I'm in the thick of the IVF cycle right now. Last week I took 7.5mg of Letrozole Monday-Friday, then went in Saturday for blood and ultrasound. 187.5 IU of Gonal-F Saturday and Sunday, back in Monday. Added one powder of Menopur and one syringe of Ganirelix to the nightly routine (that's three shots per night) Monday and Tuesday, back in today. As of this morning I had something like 5-7 follicles on each side, the largest around 20mm. Dr. SF estimated that I'd have one more day of stims, then assuming blood and ultrasound tomorrow looks good, trigger tomorrow night, retrieval Saturday.

I'm finding the shots somewhat challenging--there is a big difference between doing one little 29g shot with a pen, and doing three shots, two of which are now 27g needles and one of which needs to be mixed. My skin is unusually sensitive, too--normally I have problems getting the needle in but then everything is fine; once I added the Ganirelix and Menopur I've started getting little welts at the injection sites and big red patches all around. But I'm powering through.

I'm still terrified of the PIO shots. I got the nurses to write me a prescription for EMLA cream to help. The nurse I spoke to on Monday said, "You know it'll just numb the surface, right? You'll still feel the injection going into the muscle." But it's exactly the sensation of that thick needle punching through the skin that I'm freaked out about.

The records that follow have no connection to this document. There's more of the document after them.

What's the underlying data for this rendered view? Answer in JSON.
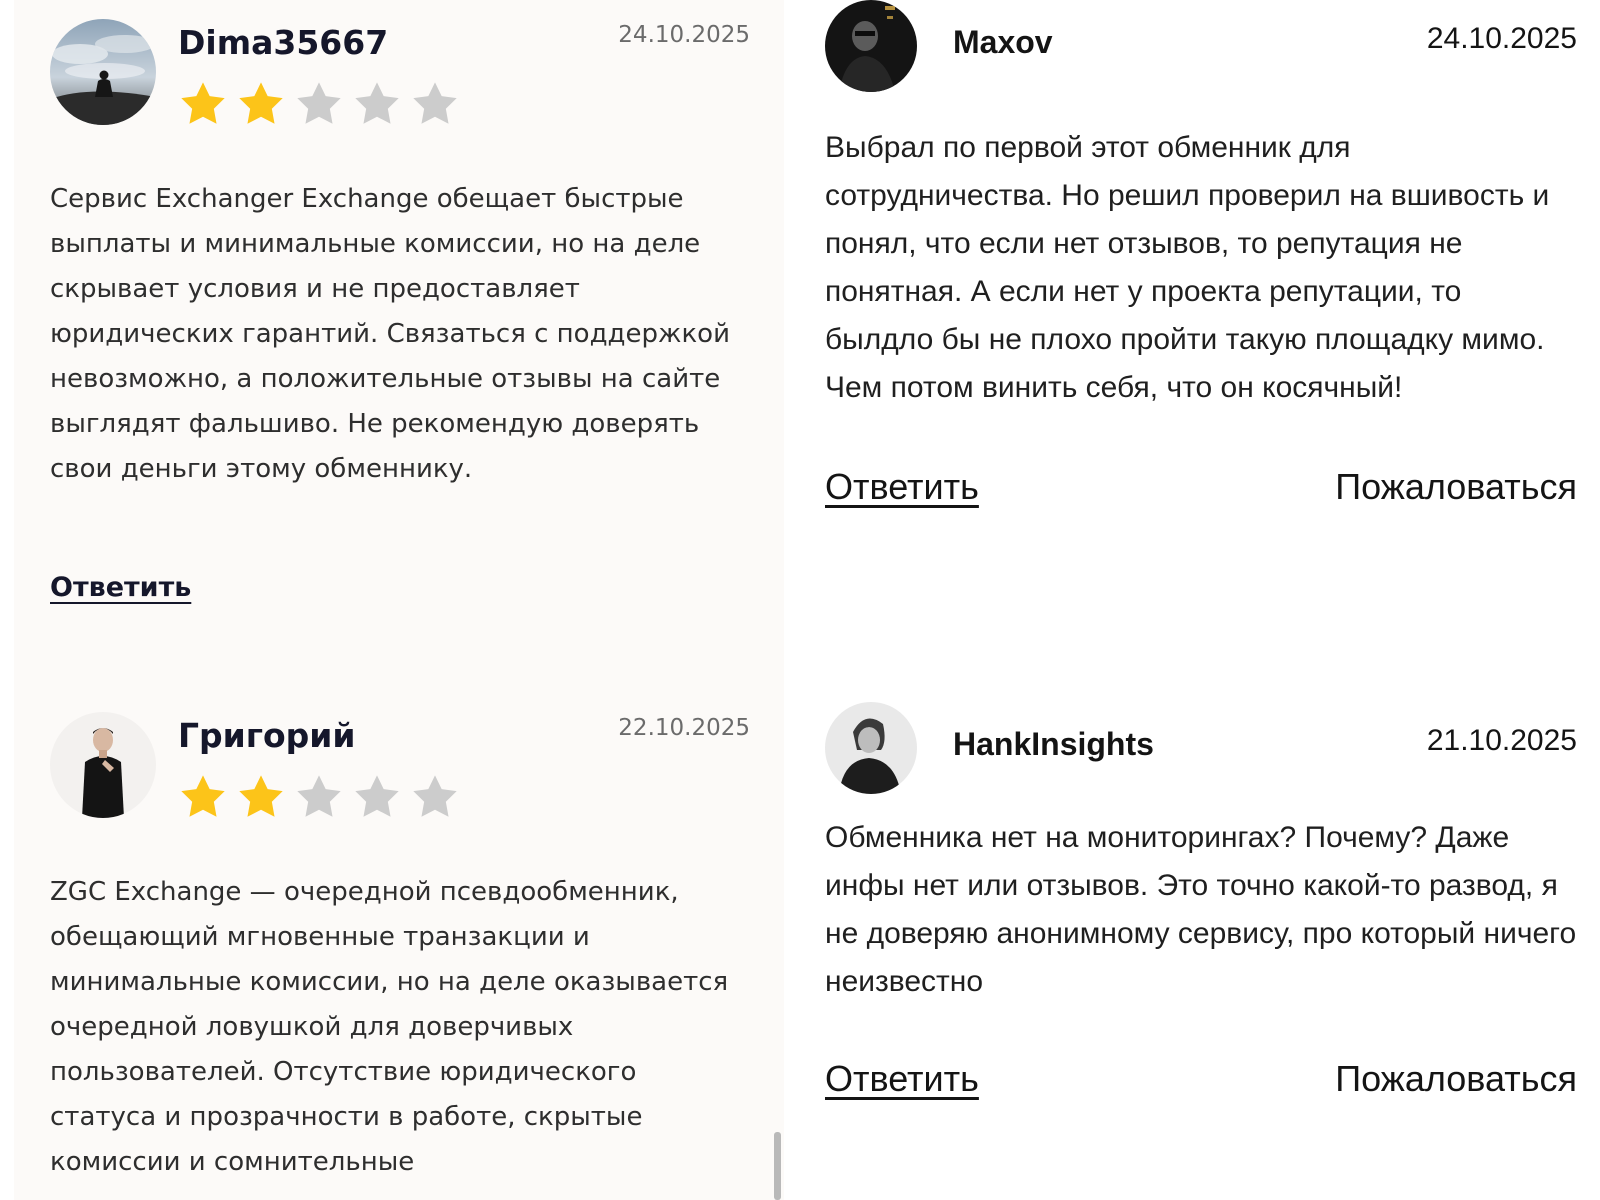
{
  "reviews_left": [
    {
      "author": "Dima35667",
      "date": "24.10.2025",
      "rating": 2,
      "max_rating": 5,
      "text": "Сервис Exchanger Exchange обещает быстрые выплаты и минимальные комиссии, но на деле скрывает условия и не предоставляет юридических гарантий. Связаться с поддержкой невозможно, а положительные отзывы на сайте выглядят фальшиво. Не рекомендую доверять свои деньги этому обменнику.",
      "reply_label": "Ответить"
    },
    {
      "author": "Григорий",
      "date": "22.10.2025",
      "rating": 2,
      "max_rating": 5,
      "text": "ZGC Exchange — очередной псевдообменник, обещающий мгновенные транзакции и минимальные комиссии, но на деле оказывается очередной ловушкой для доверчивых пользователей. Отсутствие юридического статуса и прозрачности в работе, скрытые комиссии и сомнительные"
    }
  ],
  "reviews_right": [
    {
      "author": "Maxov",
      "date": "24.10.2025",
      "text": "Выбрал по первой этот обменник для сотрудничества. Но решил проверил на вшивость и понял, что если нет отзывов, то репутация не понятная. А если нет у проекта репутации, то былдло бы не плохо пройти такую площадку мимо. Чем потом винить себя, что он косячный!",
      "reply_label": "Ответить",
      "report_label": "Пожаловаться"
    },
    {
      "author": "HankInsights",
      "date": "21.10.2025",
      "text": "Обменника нет на мониторингах? Почему? Даже инфы нет или отзывов. Это точно какой-то развод, я не доверяю анонимному сервису, про который ничего неизвестно",
      "reply_label": "Ответить",
      "report_label": "Пожаловаться"
    }
  ],
  "colors": {
    "star_filled": "#fcc419",
    "star_empty": "#cccccc",
    "left_panel_bg": "#fcfaf8",
    "heading": "#15172b"
  },
  "icons": {
    "star": "star-icon",
    "avatar": "avatar-photo"
  }
}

The nurse had to run and check with my doctor to make sure it was OK for me to get the Rx, and when she came back she said, "OK, we can write you the prescription, but just so you know, Dr. SF thinks you can TOTALLY handle it." A nice vote of confidence, except that I very clearly heard him say in the hallway, "That's just stupid." Meaning, I guess, my desire to numb the pain, assuming he was talking about me and not, say, a malfunctioning pen or his shoelace coming untied. Thanks a lot, doc. I was pissed, and upset, obviously, but didn't really know how to handle it. (Clearly I should have said to the nurse, "Did he SERIOUSLY just say 'That's stupid'???") I told my husband later and he said, "Well, we always knew that niceness was on the surface for him."

Whatever. Honestly, it doesn't really change anything. I got my numbing cream, my doctor is still excellent at the medical stuff regardless of how arrogant he is (and I've always known he is). I don't care if he thinks I'm being silly as long as he treats me with respect and gets the job done. But I am still pissed.